Here what I’ve done so far:

  1. Installed Microsoft Remote Desktop as an experiment to see what it would take to use a Mac in my day-job environment.
  2. Installed VPN Unlimited client so that I have a VPN connection in untrusted network environments.
  3. Installed Karabiner Elements. This is a new one. I used Karabiner and Seil to remap the caps lock key to cmd-opt-ctrl-shift on my old MacBook Pro, but in macOS Sierra this no longer works. I dug around found this was the latest solution. Now why do I remap the caps lock key this way. The cmd-opt-ctrl-shift- makes a great shortcut to launch apps, go to websites, or open directories. It's part of my muscle memory and makes me more productive. I found that Karabiner Elements lets me map the escape key to the right-side option key and I've mapped the right-side command key to opt-ctr-shift which I also use for some shortcuts. These last two mappings are new to me, but the escape key mapping is helping because of the lack of physcial escape key and the opt-ctrl-shift mapping seemed like a good mapping to try. It was noticable from the wear patterns on the old MacBook Pro's keyboard that I almost never used these keys.
  4. Installed JDK 8 so I could experiment with day-job scenarios.
  5. Installed Xcode and Xcode Tools because I will eventually need to update some of my iOS apps or start new ones and also for Homebrew.
  6. Installed Homebrew to manage open source packages.
  7. Installed rvm and them imploded it because it seems that rbenv is now the popular way to manage ruby installations on the MacBook
  8. Installed rbenv and ruby-build
  9. Installed ruby 2.3.2
  10. Installed jekyll
  11. Installed Visual Studio Code as my text editor. I’ve come to like it for JavaScript development and it does mostly what I need from a general purpose text editor but I will monitor its strengths and shortcomings.

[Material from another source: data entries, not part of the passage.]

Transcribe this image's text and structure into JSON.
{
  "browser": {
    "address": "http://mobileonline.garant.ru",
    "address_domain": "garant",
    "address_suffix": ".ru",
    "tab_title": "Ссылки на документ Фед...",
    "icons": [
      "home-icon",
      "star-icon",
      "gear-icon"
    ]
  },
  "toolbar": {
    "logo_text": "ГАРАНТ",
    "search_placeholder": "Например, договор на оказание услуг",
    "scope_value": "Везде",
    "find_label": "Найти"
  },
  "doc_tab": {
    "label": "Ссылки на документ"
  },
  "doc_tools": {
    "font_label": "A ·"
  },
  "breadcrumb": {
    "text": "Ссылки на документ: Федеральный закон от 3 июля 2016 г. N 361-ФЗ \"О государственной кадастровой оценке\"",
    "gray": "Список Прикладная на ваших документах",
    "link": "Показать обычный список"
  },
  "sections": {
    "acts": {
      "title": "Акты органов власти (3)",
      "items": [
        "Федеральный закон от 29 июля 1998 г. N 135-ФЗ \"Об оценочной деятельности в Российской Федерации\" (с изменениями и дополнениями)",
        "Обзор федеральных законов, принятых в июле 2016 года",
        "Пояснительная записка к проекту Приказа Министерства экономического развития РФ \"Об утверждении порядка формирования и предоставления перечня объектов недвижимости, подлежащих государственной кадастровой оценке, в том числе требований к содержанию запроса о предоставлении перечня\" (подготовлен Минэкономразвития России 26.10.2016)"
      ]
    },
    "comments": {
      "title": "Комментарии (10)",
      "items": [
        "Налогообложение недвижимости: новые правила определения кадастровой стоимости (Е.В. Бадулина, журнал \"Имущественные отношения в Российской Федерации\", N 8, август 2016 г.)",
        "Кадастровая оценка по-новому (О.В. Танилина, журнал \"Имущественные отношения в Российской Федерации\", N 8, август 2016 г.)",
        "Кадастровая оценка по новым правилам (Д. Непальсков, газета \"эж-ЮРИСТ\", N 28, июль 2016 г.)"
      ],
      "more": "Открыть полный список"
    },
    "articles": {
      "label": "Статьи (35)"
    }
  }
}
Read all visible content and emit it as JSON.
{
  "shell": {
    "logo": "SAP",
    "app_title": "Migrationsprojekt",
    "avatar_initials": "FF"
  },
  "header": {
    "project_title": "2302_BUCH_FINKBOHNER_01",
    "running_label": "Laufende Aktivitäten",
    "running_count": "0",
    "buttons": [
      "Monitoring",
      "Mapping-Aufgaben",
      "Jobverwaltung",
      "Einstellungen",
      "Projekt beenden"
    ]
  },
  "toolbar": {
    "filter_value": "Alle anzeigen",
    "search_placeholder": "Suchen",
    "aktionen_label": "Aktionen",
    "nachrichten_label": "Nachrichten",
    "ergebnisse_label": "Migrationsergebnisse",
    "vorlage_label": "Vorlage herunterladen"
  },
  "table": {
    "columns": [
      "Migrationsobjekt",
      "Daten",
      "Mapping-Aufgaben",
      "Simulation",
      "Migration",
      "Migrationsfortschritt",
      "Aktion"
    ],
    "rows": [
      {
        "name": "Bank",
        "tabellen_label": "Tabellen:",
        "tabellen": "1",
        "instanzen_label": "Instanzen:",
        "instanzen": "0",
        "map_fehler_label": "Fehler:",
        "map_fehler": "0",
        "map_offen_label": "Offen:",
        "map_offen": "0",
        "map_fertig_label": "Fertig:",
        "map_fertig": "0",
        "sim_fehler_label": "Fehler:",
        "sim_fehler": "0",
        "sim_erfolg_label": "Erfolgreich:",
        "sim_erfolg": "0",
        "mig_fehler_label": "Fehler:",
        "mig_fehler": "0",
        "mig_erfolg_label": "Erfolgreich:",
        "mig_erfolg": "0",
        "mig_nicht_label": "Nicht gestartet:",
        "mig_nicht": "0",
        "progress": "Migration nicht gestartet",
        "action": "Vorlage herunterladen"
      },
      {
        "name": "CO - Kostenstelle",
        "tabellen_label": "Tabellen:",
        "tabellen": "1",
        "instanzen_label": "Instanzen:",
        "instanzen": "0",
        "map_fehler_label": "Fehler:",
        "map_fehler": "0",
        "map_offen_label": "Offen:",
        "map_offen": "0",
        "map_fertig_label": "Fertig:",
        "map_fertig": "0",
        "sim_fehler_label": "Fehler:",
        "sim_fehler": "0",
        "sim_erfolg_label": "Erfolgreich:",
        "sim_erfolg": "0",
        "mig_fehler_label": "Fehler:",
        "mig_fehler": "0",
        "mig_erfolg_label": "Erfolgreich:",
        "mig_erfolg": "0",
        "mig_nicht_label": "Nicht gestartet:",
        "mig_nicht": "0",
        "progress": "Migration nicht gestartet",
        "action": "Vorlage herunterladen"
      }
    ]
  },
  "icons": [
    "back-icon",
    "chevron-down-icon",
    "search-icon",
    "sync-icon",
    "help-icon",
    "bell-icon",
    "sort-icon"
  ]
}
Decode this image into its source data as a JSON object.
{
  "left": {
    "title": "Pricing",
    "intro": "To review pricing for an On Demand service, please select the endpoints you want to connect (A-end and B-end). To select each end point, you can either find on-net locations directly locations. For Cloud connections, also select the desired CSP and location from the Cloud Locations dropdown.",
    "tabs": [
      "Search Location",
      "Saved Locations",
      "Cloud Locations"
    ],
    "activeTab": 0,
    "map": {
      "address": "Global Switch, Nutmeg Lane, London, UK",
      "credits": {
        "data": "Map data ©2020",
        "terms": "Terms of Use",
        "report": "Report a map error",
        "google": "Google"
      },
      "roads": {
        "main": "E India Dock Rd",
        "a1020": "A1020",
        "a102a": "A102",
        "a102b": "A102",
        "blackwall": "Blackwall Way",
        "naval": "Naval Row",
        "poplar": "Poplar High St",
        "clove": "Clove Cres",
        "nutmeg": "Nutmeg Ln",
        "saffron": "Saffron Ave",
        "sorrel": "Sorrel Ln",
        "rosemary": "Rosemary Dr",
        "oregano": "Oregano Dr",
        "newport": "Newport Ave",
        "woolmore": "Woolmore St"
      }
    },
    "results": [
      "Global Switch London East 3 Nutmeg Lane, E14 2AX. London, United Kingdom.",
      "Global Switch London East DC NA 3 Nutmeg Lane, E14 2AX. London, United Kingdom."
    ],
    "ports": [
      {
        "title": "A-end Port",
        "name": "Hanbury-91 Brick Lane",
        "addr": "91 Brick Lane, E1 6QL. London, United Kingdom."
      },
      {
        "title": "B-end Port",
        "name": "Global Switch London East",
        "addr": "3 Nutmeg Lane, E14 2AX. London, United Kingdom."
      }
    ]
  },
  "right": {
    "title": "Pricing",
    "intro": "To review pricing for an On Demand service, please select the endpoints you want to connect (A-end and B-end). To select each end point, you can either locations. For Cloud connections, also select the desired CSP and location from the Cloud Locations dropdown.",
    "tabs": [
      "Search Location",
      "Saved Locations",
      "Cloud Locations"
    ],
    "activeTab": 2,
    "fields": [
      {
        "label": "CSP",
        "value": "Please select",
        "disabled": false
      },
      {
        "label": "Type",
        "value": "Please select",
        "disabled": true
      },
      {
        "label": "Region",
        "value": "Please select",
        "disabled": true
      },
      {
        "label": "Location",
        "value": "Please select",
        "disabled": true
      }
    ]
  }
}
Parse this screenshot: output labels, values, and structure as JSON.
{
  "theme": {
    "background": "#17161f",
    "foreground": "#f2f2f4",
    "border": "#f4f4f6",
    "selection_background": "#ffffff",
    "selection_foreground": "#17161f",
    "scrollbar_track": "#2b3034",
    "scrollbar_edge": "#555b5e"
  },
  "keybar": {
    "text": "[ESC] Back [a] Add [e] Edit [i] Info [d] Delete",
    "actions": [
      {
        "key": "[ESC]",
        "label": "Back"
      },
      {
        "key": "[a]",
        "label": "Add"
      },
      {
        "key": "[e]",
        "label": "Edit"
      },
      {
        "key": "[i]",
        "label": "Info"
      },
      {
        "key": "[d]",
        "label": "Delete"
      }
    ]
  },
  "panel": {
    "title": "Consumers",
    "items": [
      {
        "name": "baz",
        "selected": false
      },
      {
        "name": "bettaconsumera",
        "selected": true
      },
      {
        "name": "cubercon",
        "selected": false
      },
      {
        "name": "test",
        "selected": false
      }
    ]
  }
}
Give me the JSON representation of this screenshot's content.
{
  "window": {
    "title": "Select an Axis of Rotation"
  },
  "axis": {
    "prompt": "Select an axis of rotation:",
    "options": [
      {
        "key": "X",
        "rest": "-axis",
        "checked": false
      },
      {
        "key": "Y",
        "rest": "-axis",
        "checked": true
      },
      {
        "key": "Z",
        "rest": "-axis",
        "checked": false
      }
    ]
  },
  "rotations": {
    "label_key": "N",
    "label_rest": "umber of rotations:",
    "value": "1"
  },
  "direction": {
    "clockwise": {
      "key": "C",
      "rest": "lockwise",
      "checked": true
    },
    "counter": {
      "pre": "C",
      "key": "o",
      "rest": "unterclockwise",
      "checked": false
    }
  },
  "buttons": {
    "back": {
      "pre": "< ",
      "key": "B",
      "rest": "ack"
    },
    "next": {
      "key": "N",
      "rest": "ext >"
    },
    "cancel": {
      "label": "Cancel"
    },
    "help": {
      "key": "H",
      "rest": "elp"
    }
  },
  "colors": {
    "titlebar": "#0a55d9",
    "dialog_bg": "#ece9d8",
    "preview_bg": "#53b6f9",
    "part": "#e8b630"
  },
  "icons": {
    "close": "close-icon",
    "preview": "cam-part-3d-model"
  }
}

  12. I then played around with the bash prompt and uploaded my ssh key to my blogging host so I can rsync the blog without having to type in my password every time.

That’s all the software I’ve installed so far. I’m trying to stay in the bounds of only installing stuff when I have the need. I probably have a few more posts on stuff I’m installing and why. I think I want to use the machine a little longer before I start praising or complaining about the machine itself.